En cours de développement ces quinze dernières années, les établissements privés musulmans restent peu étudiés, voire absents, du champ académique de la recherche sur l’école[1], les religiosités juvéniles et, dans une moindre mesure, les travaux sur les stratégies scolaires des parents. Chaque projet d’ouverture est mis en scène dans une arène médiatique des peurs, tandis que l’augmentation des établissements et des élèves est inversement proportionnelle aux polémiques qui l’entourent. Sans doute amplifiées dans le contexte actuel post-attentat 2015, les crispations se focalisent sur l’expression d’une socialisation musulmane en France comme en Europe (Frégosi, Willaime, 2001) et ravivent ainsi la passion française pour la laïcité scolaire.

S’il est commun de rappeler avec Dubet, (2010) que l’école publique est centrale voire sacralisée en France par son fonctionnement de distribution des places dans la société, elle n’en reste pas moins historiquement située dans des luttes entre l’autorité politique et le pouvoir religieux. Perçue comme un « bien commun » au service de la Nation, l’école s’assigne pour mission la formation politique à la citoyenneté du peuple dans un espace scolaire laïque depuis les lois Ferry de 1882 et Goblet de 1886. C’est dans cette perspective qu’elle est « une affaire d’État » selon le bon mot de Guizot. Le privé confessionnel s’inscrit historiquement dans une tradition du conflit de la procédure de séparation en référence à la loi de 1905, en même temps qu’il interroge les fondations d’une société pluraliste. L’émergence des établissements musulmans n’échappe pas à cette configuration que cristallise la prise en charge des jeunes filles voilées exclues de l’école publique en 1989[2]. La récurrence des mobilisations, entre les partisans d’une école libre et les défenseurs de la laïcité, réactive ainsi la question du privé confessionnel (Portier, 2016) à travers la virulence des débats sur la place des signes religieux et leur interdiction à l’école publique que porte la loi de 2004[3].

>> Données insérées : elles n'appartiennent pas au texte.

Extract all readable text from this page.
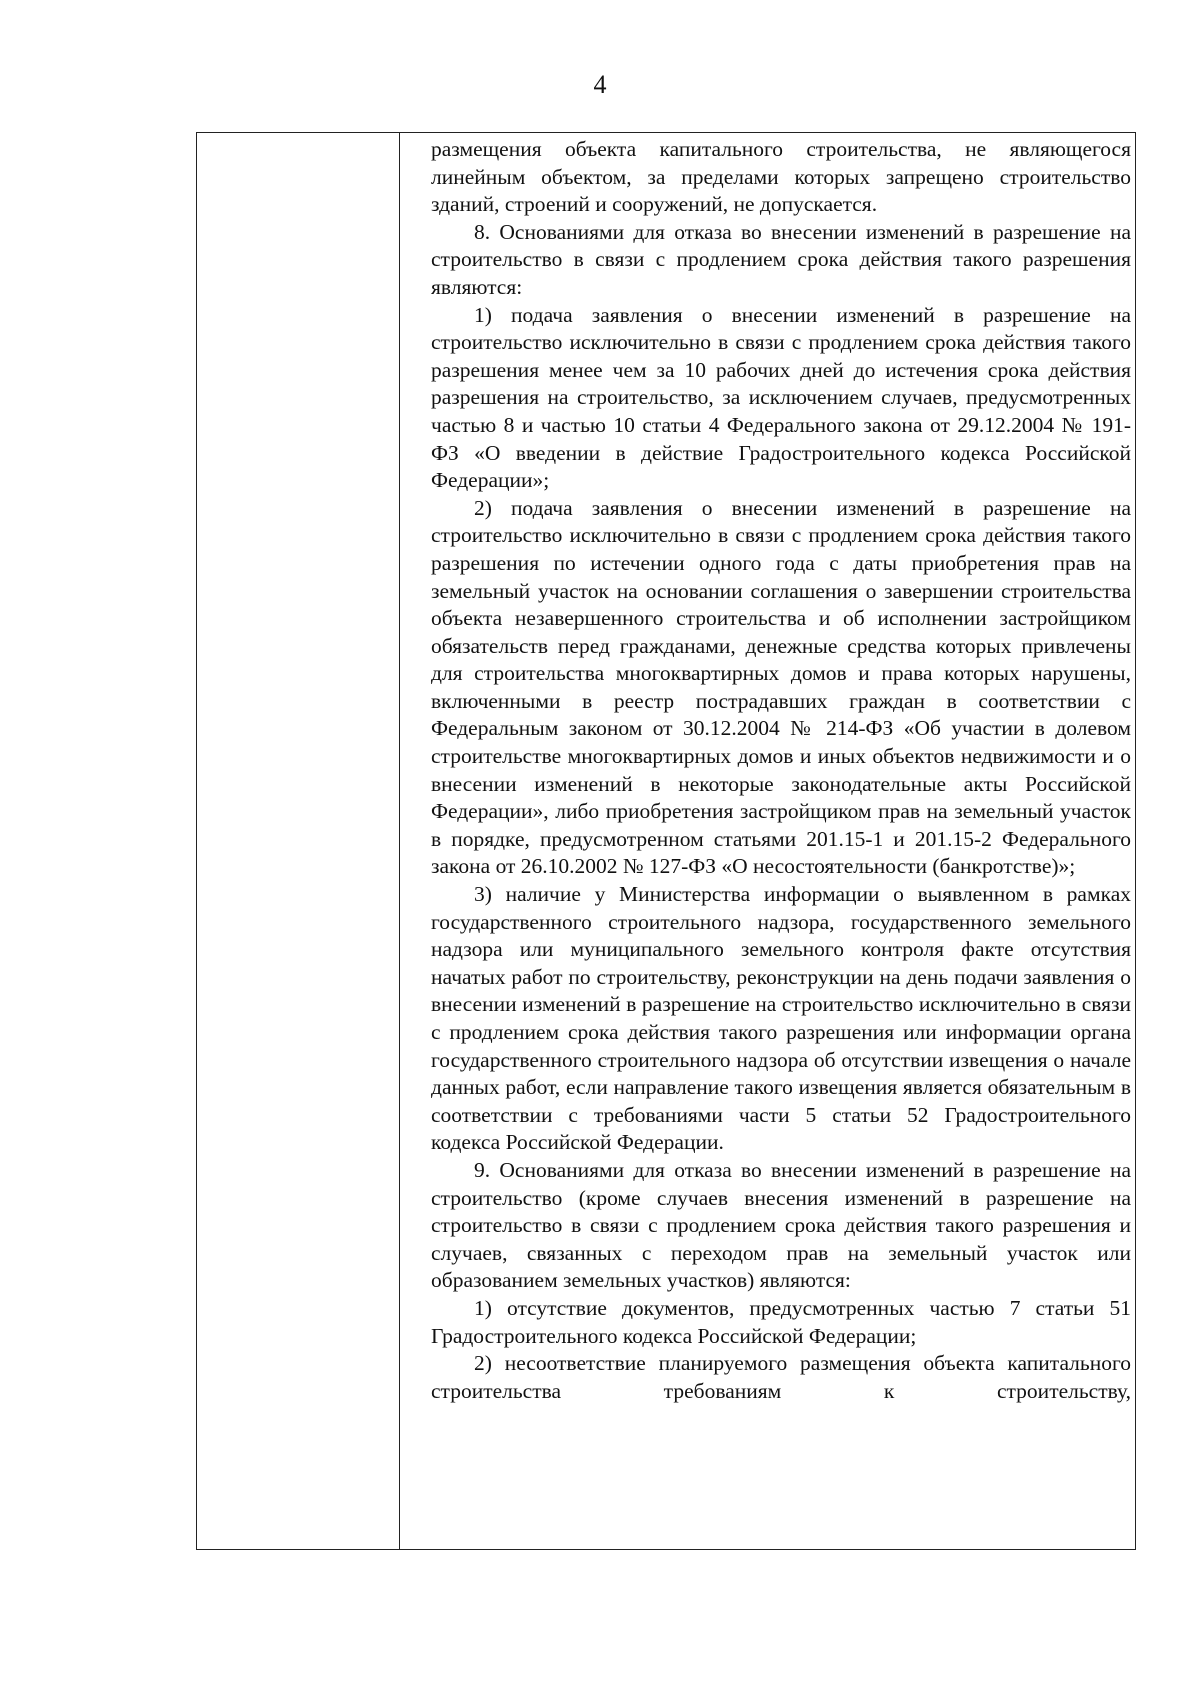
4

размещения объекта капитального строительства, не являющегося линейным объектом, за пределами которых запрещено строительство зданий, строений и сооружений, не допускается.

8. Основаниями для отказа во внесении изменений в разрешение на строительство в связи с продлением срока действия такого разрешения являются:

1) подача заявления о внесении изменений в разрешение на строительство исключительно в связи с продлением срока действия такого разрешения менее чем за 10 рабочих дней до истечения срока действия разрешения на строительство, за исключением случаев, предусмотренных частью 8 и частью 10 статьи 4 Федерального закона от 29.12.2004 № 191-ФЗ «О введении в действие Градостроительного кодекса Российской Федерации»;

2) подача заявления о внесении изменений в разрешение на строительство исключительно в связи с продлением срока действия такого разрешения по истечении одного года с даты приобретения прав на земельный участок на основании соглашения о завершении строительства объекта незавершенного строительства и об исполнении застройщиком обязательств перед гражданами, денежные средства которых привлечены для строительства многоквартирных домов и права которых нарушены, включенными в реестр пострадавших граждан в соответствии с Федеральным законом от 30.12.2004 № 214-ФЗ «Об участии в долевом строительстве многоквартирных домов и иных объектов недвижимости и о внесении изменений в некоторые законодательные акты Российской Федерации», либо приобретения застройщиком прав на земельный участок в порядке, предусмотренном статьями 201.15-1 и 201.15-2 Федерального закона от 26.10.2002 № 127-ФЗ «О несостоятельности (банкротстве)»;

3) наличие у Министерства информации о выявленном в рамках государственного строительного надзора, государственного земельного надзора или муниципального земельного контроля факте отсутствия начатых работ по строительству, реконструкции на день подачи заявления о внесении изменений в разрешение на строительство исключительно в связи с продлением срока действия такого разрешения или информации органа государственного строительного надзора об отсутствии извещения о начале данных работ, если направление такого извещения является обязательным в соответствии с требованиями части 5 статьи 52 Градостроительного кодекса Российской Федерации.

9. Основаниями для отказа во внесении изменений в разрешение на строительство (кроме случаев внесения изменений в разрешение на строительство в связи с продлением срока действия такого разрешения и случаев, связанных с переходом прав на земельный участок или образованием земельных участков) являются:

1) отсутствие документов, предусмотренных частью 7 статьи 51 Градостроительного кодекса Российской Федерации;

2) несоответствие планируемого размещения объекта капитального строительства требованиям к строительству,
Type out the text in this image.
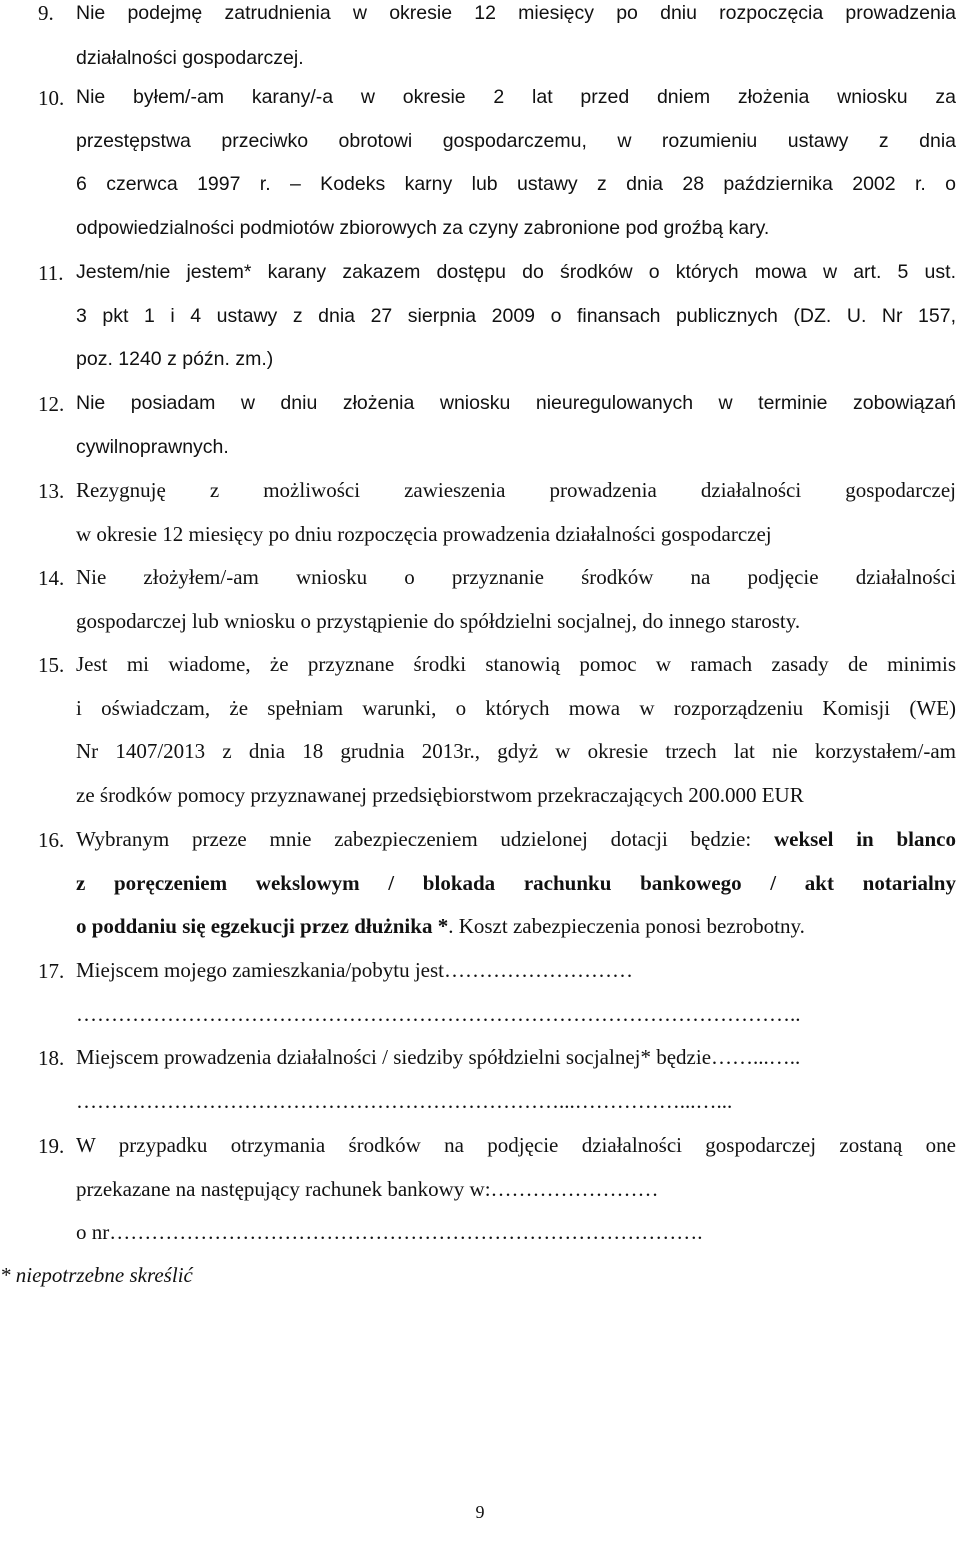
9.	Nie podejmę zatrudnienia w okresie 12 miesięcy po dniu rozpoczęcia prowadzenia
działalności gospodarczej.
10. Nie byłem/-am karany/-a w okresie 2 lat przed dniem złożenia wniosku za
przestępstwa przeciwko obrotowi gospodarczemu, w rozumieniu ustawy z dnia
6 czerwca 1997 r. – Kodeks karny lub ustawy z dnia 28 października 2002 r. o
odpowiedzialności podmiotów zbiorowych za czyny zabronione pod groźbą kary.
11. Jestem/nie jestem* karany zakazem dostępu do środków o których mowa w art. 5 ust.
3 pkt 1 i 4 ustawy z dnia 27 sierpnia 2009 o finansach publicznych (DZ. U. Nr 157,
poz. 1240 z późn. zm.)
12. Nie posiadam w dniu złożenia wniosku nieuregulowanych w terminie zobowiązań
cywilnoprawnych.
13. Rezygnuję z możliwości zawieszenia prowadzenia działalności gospodarczej
w okresie 12 miesięcy po dniu rozpoczęcia prowadzenia działalności gospodarczej
14. Nie złożyłem/-am wniosku o przyznanie środków na podjęcie działalności
gospodarczej lub wniosku o przystąpienie do spółdzielni socjalnej, do innego starosty.
15. Jest mi wiadome, że przyznane środki stanowią pomoc w ramach zasady de minimis
i oświadczam, że spełniam warunki, o których mowa w rozporządzeniu Komisji (WE)
Nr 1407/2013 z dnia 18 grudnia 2013r., gdyż w okresie trzech lat nie korzystałem/-am
ze środków pomocy przyznawanej przedsiębiorstwom przekraczających 200.000 EUR
16. Wybranym przeze mnie zabezpieczeniem udzielonej dotacji będzie: weksel in blanco
z poręczeniem wekslowym / blokada rachunku bankowego / akt notarialny
o poddaniu się egzekucji przez dłużnika *. Koszt zabezpieczenia ponosi bezrobotny.
17. Miejscem mojego zamieszkania/pobytu jest………………………
…………………………………………………………………………………………..
18. Miejscem prowadzenia działalności / siedziby spółdzielni socjalnej* będzie……...…..
……………………………………………………………...……………...…...
19. W przypadku otrzymania środków na podjęcie działalności gospodarczej zostaną one
przekazane na następujący rachunek bankowy w:……………………
o nr………………………………………………………………………….
* niepotrzebne skreślić
9
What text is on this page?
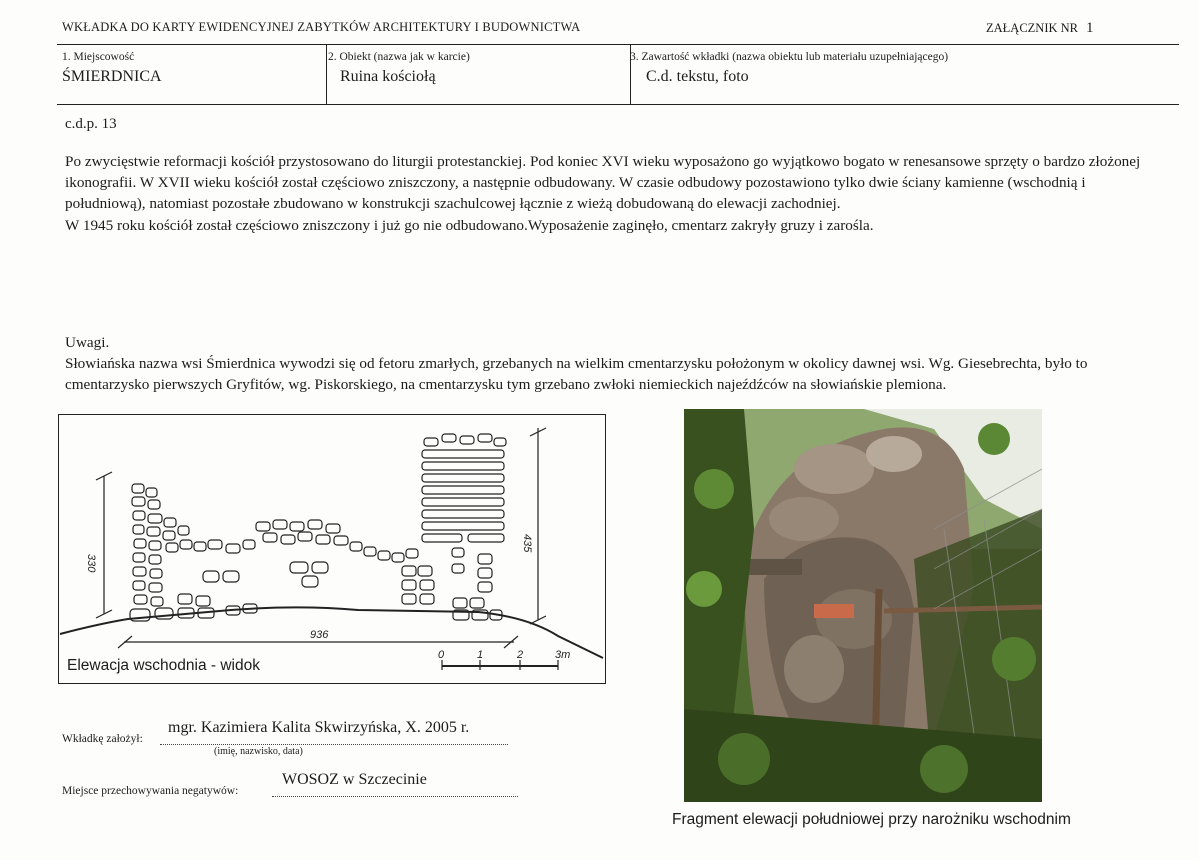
WKŁADKA DO KARTY EWIDENCYJNEJ ZABYTKÓW ARCHITEKTURY I BUDOWNICTWA	ZAŁĄCZNIK NR 1
1. Miejscowość
ŚMIERDNICA
2. Obiekt (nazwa jak w karcie)
Ruina kościołą
3. Zawartość wkładki (nazwa obiektu lub materiału uzupełniającego)
C.d. tekstu, foto
c.d.p. 13

Po zwycięstwie reformacji kościół przystosowano do liturgii protestanckiej. Pod koniec XVI wieku wyposażono go wyjątkowo bogato w renesansowe sprzęty o bardzo złożonej ikonografii. W XVII wieku kościół został częściowo zniszczony, a następnie odbudowany. W czasie odbudowy pozostawiono tylko dwie ściany kamienne (wschodnią i południową), natomiast pozostałe zbudowano w konstrukcji szachulcowej łącznie z wieżą dobudowaną do elewacji zachodniej.

W 1945 roku kościół został częściowo zniszczony i już go nie odbudowano.Wyposażenie zaginęło, cmentarz zakryły gruzy i zarośla.

Uwagi.

Słowiańska nazwa wsi Śmierdnica wywodzi się od fetoru zmarłych, grzebanych na wielkim cmentarzysku położonym w okolicy dawnej wsi. Wg. Giesebrechta, było to cmentarzysko pierwszych Gryfitów, wg. Piskorskiego, na cmentarzysku tym grzebano zwłoki niemieckich najeźdźców na słowiańskie plemiona.

330
435
936
0	1	2	3m
Elewacja wschodnia - widok
Fragment elewacji południowej przy narożniku wschodnim
Wkładkę założył:
mgr. Kazimiera Kalita Skwirzyńska, X. 2005 r.
(imię, nazwisko, data)
Miejsce przechowywania negatywów:
WOSOZ w Szczecinie
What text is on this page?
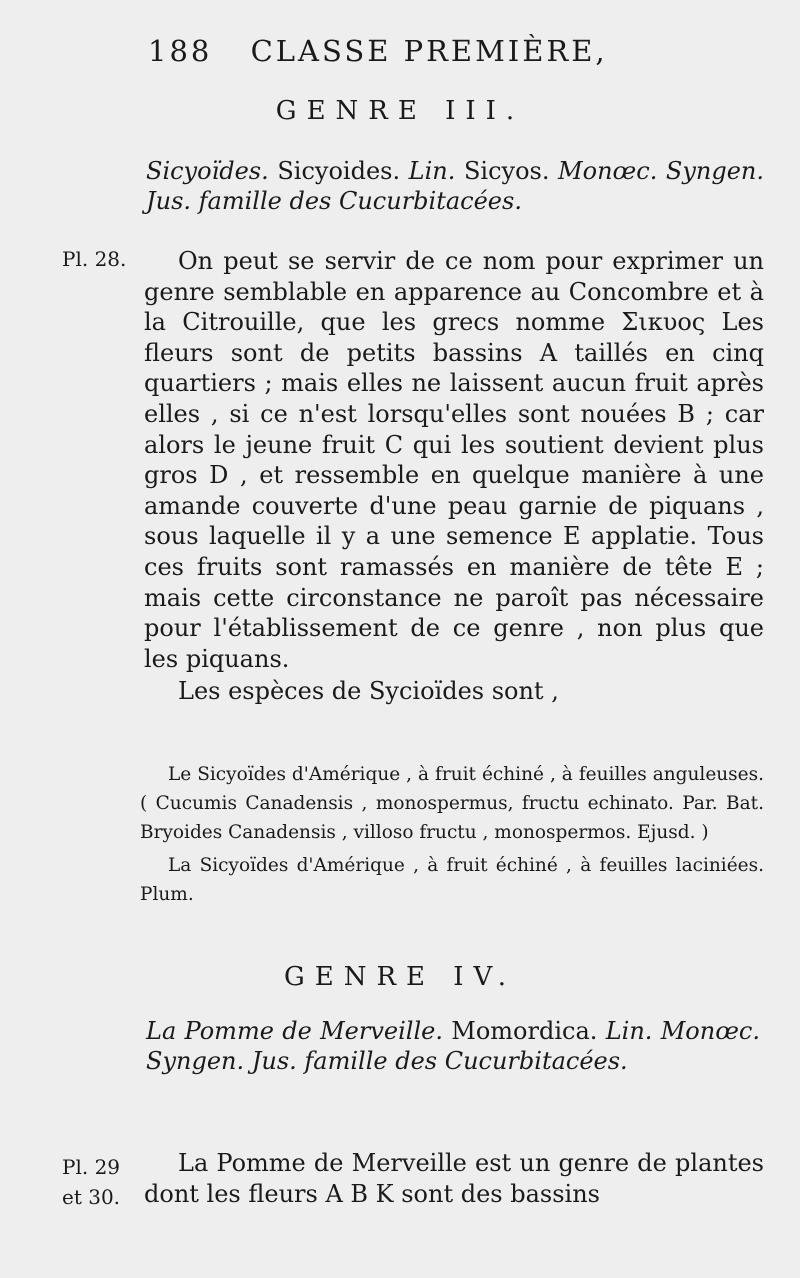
188 CLASSE PREMIÈRE,
GENRE III.
Sicyoïdes. Sicyoides. Lin. Sicyos. Monœc. Syngen. Jus. famille des Cucurbitacées.
Pl. 28.	On peut se servir de ce nom pour exprimer un genre semblable en apparence au Concombre et à la Citrouille, que les grecs nomme Σικυος Les fleurs sont de petits bassins A taillés en cinq quartiers ; mais elles ne laissent aucun fruit après elles , si ce n'est lorsqu'elles sont nouées B ; car alors le jeune fruit C qui les soutient devient plus gros D , et ressemble en quelque manière à une amande couverte d'une peau garnie de piquans , sous laquelle il y a une semence E applatie. Tous ces fruits sont ramassés en manière de tête E ; mais cette circonstance ne paroît pas nécessaire pour l'établissement de ce genre , non plus que les piquans.

Les espèces de Sycioïdes sont ,

Le Sicyoïdes d'Amérique , à fruit échiné , à feuilles anguleuses. ( Cucumis Canadensis , monospermus, fructu echinato. Par. Bat. Bryoides Canadensis , villoso fructu , monospermos. Ejusd. )

La Sicyoïdes d'Amérique , à fruit échiné , à feuilles laciniées. Plum.

GENRE IV.
La Pomme de Merveille. Momordica. Lin. Monœc. Syngen. Jus. famille des Cucurbitacées.
Pl. 29
et 30.

La Pomme de Merveille est un genre de plantes dont les fleurs A B K sont des bassins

La prise de conscience tardive de la présence des descendants d’immigrés dans la société française transforme les enjeux de scolarisation et de socialisation religieuse des jeunes générations en une question vive. Elle contraste singulièrement avec le nombre des d’établissements privés confessionnels musulmans en fonctionnement, la contractualisation récente de quelques-uns d’entre eux avec l’État au cours de cette dernière décennie, et les finalités éducatives et religieuses affichées. D’immigrés, les parents et leurs descendants deviennent « musulmans ». Ce changement de catégorie impose une nouvelle grille de lecture de la reconfiguration du social où l’islam et l’immigration se connectent avec la demande croissante de nouveaux besoins en matière de vie communautaire et religieuse. Le mouvement des Musulmans de France - MF (anciennement Union des Organisations Islamiques de France – UOIF) a inauguré le processus de contractualisation avec l’État en situant clairement les établissements scolaires musulmans du réseau de la Fédération Nationale des Établissements Musulmans (FNEM) dans un marché scolaire concurrentiel. Les responsables de la FNEM expriment l’objectif de former une « élite musulmane française intégrée dans la communauté nationale » ainsi que le rapportent les auteurs de l’étude de 2010 sur les établissements privés musulmans (Amghar et al., 2010, 32).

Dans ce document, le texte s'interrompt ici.